On 22 May, http://www.allafrica.com reported:
“We wanted to create a space where traditional and contemporary artists could meet, exchange, develop and also present artworks to the Rwandan audience,” said Carole Umulinga Karemera, Chairperson Ishyo Arts Centre, and Artistic Director.
At that time, there was not any cultural centre in Rwanda, apart from the French cultural centre, which had also closed at the time.
The centre began with a mobile library at first to emphasise literature and reading culture; it comprised of books and training artists who could move to different places and could perform for free especially in several public schools for mainly kids.
“We did this for two years. At first it wasn’t easy since they had to handle lots of things which included; training, production and audience development at the same time. We would wonder why Rwandans were not interested in the shows since there was a very low turn up,” said Carole, as she is fondly known.
They then decided to do performances in bars since most people could be found there. “We had to look for places where many people were and build a relationship with them and it surely worked out because the audience grew bigger and bigger,” added Carole.
Ishyo Arts Centre currently has various productions from within the country and abroad. It co-founded two festivals, organises trainings for professional artists in; music, visual arts, animated films, dance, theatre, and playwriting.
Ishyo also does advocacy for the arts which involves supporting the government to develop cultural policies which are relevant for the artists and for the cultural environment, support artists in developing applications forms to assist them to participate in festivals abroad where they can market their work.

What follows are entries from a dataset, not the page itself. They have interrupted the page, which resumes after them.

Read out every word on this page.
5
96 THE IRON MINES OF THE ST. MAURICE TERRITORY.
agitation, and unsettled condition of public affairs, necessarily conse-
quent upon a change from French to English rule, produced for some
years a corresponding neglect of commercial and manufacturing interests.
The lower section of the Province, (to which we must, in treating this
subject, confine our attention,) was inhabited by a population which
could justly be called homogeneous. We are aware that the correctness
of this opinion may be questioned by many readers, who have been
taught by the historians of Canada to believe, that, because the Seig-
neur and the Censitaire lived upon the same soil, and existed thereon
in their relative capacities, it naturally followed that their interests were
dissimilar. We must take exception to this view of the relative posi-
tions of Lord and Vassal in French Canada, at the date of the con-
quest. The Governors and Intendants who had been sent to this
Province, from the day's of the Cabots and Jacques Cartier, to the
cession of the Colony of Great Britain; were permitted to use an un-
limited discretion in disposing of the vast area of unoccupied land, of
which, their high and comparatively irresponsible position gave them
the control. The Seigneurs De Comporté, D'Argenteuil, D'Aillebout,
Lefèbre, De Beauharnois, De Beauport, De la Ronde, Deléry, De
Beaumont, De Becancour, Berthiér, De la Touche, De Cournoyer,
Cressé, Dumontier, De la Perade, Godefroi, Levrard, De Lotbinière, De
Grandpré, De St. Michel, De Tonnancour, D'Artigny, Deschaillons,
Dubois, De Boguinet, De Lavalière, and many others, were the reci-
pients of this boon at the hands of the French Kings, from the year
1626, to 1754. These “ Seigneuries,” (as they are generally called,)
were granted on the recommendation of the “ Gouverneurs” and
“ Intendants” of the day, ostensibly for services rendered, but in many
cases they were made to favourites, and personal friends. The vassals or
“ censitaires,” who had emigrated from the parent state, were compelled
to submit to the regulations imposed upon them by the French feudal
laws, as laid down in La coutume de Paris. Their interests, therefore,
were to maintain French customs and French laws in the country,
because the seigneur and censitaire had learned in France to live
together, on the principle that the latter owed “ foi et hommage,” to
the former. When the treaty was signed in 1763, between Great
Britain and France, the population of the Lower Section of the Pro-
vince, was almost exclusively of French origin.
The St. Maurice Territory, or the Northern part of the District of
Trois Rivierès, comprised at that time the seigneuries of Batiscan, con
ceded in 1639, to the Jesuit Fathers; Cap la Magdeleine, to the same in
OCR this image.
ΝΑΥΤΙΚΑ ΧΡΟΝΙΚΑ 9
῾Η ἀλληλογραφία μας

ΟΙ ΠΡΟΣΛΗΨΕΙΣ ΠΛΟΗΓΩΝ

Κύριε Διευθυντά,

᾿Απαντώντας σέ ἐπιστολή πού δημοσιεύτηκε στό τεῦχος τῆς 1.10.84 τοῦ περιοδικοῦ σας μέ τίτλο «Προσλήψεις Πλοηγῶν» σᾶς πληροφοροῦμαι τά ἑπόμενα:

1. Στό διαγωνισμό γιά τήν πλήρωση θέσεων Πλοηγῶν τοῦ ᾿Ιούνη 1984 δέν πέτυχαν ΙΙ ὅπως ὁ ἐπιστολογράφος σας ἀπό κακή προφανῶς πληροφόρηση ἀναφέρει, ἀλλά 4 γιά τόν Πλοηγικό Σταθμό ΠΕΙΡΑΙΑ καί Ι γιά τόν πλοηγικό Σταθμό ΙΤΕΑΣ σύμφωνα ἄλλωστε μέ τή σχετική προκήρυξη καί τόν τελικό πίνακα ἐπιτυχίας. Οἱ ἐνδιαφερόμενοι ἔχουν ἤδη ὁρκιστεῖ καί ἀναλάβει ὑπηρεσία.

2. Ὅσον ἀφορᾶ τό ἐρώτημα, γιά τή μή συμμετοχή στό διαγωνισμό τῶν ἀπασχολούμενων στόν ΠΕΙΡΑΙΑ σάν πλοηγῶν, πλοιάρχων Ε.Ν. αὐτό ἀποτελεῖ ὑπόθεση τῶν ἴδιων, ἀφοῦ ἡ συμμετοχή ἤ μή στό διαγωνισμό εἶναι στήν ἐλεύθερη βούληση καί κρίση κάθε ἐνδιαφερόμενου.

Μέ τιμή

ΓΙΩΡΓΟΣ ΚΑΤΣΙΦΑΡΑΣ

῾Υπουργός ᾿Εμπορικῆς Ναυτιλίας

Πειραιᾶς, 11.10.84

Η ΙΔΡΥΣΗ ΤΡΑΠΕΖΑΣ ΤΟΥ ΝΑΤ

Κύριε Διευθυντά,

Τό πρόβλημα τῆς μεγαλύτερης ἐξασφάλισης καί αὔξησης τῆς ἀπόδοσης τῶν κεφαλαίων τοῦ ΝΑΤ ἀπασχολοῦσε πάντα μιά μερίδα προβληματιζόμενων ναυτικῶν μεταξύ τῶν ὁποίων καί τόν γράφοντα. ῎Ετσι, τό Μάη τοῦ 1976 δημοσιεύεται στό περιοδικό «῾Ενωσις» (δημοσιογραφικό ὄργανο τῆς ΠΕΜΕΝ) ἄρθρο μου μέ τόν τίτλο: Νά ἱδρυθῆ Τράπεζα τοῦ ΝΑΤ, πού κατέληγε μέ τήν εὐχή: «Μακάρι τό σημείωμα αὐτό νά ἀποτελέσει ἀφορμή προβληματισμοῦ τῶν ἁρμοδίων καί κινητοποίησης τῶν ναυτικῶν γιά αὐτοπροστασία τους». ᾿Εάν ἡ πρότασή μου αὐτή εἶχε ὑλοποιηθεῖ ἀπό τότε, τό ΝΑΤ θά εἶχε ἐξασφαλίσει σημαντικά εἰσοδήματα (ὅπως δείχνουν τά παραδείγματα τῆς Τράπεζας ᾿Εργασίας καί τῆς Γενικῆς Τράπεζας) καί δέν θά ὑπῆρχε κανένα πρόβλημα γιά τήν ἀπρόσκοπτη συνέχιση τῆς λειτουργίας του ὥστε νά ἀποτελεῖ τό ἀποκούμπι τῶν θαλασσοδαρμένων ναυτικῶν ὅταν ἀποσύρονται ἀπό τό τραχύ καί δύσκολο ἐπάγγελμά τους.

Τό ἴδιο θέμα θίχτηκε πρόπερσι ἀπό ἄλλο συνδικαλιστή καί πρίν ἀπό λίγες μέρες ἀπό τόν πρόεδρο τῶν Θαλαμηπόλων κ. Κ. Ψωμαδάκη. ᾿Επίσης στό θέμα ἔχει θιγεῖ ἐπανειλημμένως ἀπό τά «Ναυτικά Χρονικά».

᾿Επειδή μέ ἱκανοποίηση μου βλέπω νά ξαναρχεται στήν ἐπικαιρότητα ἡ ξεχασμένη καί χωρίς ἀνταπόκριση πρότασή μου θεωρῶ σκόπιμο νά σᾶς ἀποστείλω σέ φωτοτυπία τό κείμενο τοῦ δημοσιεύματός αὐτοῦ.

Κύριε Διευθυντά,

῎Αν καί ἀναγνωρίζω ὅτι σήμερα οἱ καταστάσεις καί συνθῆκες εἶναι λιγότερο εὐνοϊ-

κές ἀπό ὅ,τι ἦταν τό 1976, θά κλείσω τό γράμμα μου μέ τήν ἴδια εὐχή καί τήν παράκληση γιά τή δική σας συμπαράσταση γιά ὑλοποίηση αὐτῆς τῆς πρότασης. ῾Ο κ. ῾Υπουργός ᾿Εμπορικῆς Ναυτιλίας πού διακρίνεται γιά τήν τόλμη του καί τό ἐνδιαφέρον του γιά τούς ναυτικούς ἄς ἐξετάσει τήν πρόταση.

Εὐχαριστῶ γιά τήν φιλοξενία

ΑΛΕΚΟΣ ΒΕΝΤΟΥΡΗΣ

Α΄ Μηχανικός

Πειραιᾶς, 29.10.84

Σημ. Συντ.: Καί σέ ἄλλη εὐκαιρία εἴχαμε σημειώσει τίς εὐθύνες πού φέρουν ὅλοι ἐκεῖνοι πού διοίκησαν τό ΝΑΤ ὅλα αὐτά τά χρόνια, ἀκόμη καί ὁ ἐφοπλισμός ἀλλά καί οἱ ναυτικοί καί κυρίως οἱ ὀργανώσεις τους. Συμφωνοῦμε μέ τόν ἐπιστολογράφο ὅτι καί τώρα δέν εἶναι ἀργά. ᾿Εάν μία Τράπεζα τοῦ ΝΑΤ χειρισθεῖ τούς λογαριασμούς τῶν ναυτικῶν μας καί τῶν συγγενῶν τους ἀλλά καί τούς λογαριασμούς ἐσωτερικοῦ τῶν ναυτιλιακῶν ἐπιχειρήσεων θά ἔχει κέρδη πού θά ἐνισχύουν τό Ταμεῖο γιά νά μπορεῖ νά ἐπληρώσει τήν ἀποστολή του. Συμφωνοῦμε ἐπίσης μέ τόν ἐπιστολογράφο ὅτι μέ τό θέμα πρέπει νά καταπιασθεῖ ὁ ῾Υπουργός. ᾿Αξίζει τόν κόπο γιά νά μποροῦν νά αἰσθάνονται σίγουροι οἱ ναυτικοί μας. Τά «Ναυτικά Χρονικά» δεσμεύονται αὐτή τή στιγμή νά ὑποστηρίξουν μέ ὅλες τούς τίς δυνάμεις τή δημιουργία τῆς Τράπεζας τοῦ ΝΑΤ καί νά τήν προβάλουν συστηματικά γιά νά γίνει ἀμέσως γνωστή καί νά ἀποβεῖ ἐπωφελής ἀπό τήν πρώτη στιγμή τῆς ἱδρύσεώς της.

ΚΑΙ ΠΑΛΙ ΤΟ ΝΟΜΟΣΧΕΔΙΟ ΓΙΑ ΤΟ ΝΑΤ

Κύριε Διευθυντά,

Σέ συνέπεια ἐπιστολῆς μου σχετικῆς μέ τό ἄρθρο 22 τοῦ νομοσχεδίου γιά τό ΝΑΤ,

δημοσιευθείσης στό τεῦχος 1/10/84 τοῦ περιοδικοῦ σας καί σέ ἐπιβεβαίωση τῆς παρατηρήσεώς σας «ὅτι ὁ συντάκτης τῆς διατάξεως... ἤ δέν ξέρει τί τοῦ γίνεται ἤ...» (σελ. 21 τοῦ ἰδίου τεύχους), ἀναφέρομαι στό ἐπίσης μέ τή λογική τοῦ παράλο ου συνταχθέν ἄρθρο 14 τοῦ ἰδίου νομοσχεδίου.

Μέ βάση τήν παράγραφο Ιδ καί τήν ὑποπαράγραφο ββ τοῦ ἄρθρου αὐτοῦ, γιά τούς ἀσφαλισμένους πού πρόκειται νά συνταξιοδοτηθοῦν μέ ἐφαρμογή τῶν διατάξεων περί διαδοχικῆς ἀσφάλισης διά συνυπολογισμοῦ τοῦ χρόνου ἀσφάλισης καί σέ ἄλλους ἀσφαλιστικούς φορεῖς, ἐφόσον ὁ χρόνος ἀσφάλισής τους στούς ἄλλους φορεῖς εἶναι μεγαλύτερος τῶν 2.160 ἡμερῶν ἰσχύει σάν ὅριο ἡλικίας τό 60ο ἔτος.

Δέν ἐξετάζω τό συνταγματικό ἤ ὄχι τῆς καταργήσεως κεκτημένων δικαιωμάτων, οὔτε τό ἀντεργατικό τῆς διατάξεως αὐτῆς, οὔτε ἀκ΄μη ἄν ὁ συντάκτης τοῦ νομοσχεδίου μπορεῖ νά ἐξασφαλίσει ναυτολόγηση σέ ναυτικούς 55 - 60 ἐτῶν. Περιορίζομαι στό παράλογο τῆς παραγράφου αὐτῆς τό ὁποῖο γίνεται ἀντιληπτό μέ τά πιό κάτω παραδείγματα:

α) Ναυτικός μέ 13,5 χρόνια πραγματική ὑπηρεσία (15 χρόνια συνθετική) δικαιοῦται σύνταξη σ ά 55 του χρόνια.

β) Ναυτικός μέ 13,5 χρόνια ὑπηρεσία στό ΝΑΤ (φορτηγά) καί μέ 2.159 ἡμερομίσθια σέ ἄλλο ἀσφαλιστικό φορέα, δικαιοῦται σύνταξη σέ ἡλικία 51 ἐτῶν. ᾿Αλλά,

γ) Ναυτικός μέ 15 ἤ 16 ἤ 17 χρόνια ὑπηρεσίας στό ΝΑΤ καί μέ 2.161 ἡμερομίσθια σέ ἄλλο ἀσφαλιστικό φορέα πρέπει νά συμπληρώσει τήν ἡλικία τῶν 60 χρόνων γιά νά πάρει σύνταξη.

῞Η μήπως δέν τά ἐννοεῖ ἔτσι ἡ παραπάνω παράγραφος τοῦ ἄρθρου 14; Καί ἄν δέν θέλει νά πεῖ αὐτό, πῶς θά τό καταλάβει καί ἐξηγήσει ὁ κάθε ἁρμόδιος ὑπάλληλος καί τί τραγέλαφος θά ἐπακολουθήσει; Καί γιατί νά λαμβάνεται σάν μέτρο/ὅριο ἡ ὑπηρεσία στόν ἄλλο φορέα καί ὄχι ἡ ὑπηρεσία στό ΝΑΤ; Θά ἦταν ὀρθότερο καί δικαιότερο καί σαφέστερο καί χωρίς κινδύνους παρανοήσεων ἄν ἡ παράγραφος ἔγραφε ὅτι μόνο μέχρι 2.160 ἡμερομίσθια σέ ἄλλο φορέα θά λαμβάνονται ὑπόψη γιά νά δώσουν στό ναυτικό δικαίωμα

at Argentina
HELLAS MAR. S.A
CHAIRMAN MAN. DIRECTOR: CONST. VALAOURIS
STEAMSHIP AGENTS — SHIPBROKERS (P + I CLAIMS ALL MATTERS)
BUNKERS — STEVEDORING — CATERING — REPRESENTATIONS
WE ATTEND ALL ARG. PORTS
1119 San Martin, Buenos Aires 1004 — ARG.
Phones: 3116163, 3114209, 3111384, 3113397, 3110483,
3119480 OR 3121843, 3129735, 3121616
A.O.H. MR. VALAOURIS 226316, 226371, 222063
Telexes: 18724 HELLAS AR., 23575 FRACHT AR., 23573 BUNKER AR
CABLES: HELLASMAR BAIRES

“We have around 6-20 performances every month, which include shows like; ‘Spoken Word, ‘Comedy kNight’ – we also host international well-known writers who meet local writers, students among others. We reach out to the international community to let them know of what’s happening in the field of contemporary art in Rwanda,” said Carole.
Among the centre’s achievements has been the partnership with Germany under which Goethe-Institut – Rwanda was born.
“We’re also in partnership with Belgium and several universities in the U.S. and currently a lot of researchers and artists are aware of what is happening as regards to the field of contemporary art in Rwanda through this centre,” she noted.
According to Nadia Nkwaya, the centre’s Project Manager, art is all about education and “here the youth are mainly our target group.”
“In building the audience, we meet students in schools through performances in art competitions where they get to know about a director, an actor, a writer – and the processes involved, why they should watch and like art,” said Nkwaya.
“We aim at maintaining quality-we don’t give away empty content, we are very selective in partnerships that we do with artists, we believe in works that are professional,” added Oriane Ruzibiza, Ishyo’s Executive Director.